Flash mode: Flash mode makes your fixture flash on and off abruptly, as demonstrated in this graph. The Y-Axis is the light’s intensity, the X-axis represents the time. You’ll mainly adjust the duration of time the light is on and off, depending on how much you want it to flicker.

Continuous mode: Continuous mode allows you to set a fade in and fade out time and keeps the light on continuously for the rest of the time. You will mainly adjust how long it takes to fade in/out/how long it will be at its full intensity.

Segmented: Basically the same as flash mode, but it also has the fade controls of continuous mode, in case you want things to fade in and out rather than flash abruptly on and off.

Picker FX: Unavailable in the free version. From what I’ve read, it seems to allow you to use your device’s camera to record a video of a certain real world lighting effect and apply it to your light.

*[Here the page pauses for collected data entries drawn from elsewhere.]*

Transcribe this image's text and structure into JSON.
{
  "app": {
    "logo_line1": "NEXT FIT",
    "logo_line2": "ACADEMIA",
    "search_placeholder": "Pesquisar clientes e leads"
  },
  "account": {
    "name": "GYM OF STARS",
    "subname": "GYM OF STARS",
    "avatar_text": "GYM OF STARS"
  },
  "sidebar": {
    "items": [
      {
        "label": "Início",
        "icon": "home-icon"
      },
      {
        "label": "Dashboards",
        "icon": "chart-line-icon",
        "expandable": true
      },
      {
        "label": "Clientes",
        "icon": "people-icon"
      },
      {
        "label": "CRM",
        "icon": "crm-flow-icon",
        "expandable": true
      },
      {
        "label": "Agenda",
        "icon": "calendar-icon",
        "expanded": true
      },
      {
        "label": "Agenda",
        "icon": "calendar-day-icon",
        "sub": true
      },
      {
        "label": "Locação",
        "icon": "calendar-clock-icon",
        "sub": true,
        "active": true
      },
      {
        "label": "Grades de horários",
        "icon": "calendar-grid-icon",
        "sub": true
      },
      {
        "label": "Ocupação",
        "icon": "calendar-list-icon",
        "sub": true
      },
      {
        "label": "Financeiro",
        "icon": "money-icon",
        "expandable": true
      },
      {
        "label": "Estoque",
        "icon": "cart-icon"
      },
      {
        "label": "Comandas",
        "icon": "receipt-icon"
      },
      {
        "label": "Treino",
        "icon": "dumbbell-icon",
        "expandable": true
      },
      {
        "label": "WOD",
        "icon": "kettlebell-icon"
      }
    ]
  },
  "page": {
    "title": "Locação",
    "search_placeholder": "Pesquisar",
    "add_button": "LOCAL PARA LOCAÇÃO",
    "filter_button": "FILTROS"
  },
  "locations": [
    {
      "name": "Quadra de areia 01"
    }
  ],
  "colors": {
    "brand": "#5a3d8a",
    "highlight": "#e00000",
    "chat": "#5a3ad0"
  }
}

Music FX: Also unavailable in the free version. Anyway, we continue to not have the pro version, but from what I’ve read about the music FX feature, it allows you to sync your lights to the rhythm of music, and allows you to adjust said lights to better fit your needs.

That's it!

That’s the entire free version of the Sidus Link app. An intimidating, incredibly complex app that, my grievances aside, is actually really cool. There's a lot of features, and they’re a lot less complicated than you might think.

Is it perfect? No. Do they need to learn how to write a manual that isn't designed for vulcans and uses the correct tenses? Yes. But at the end of the day, it's an incredibly strong and useful application, fantastic for filmmakers, and fantastic for Element 7.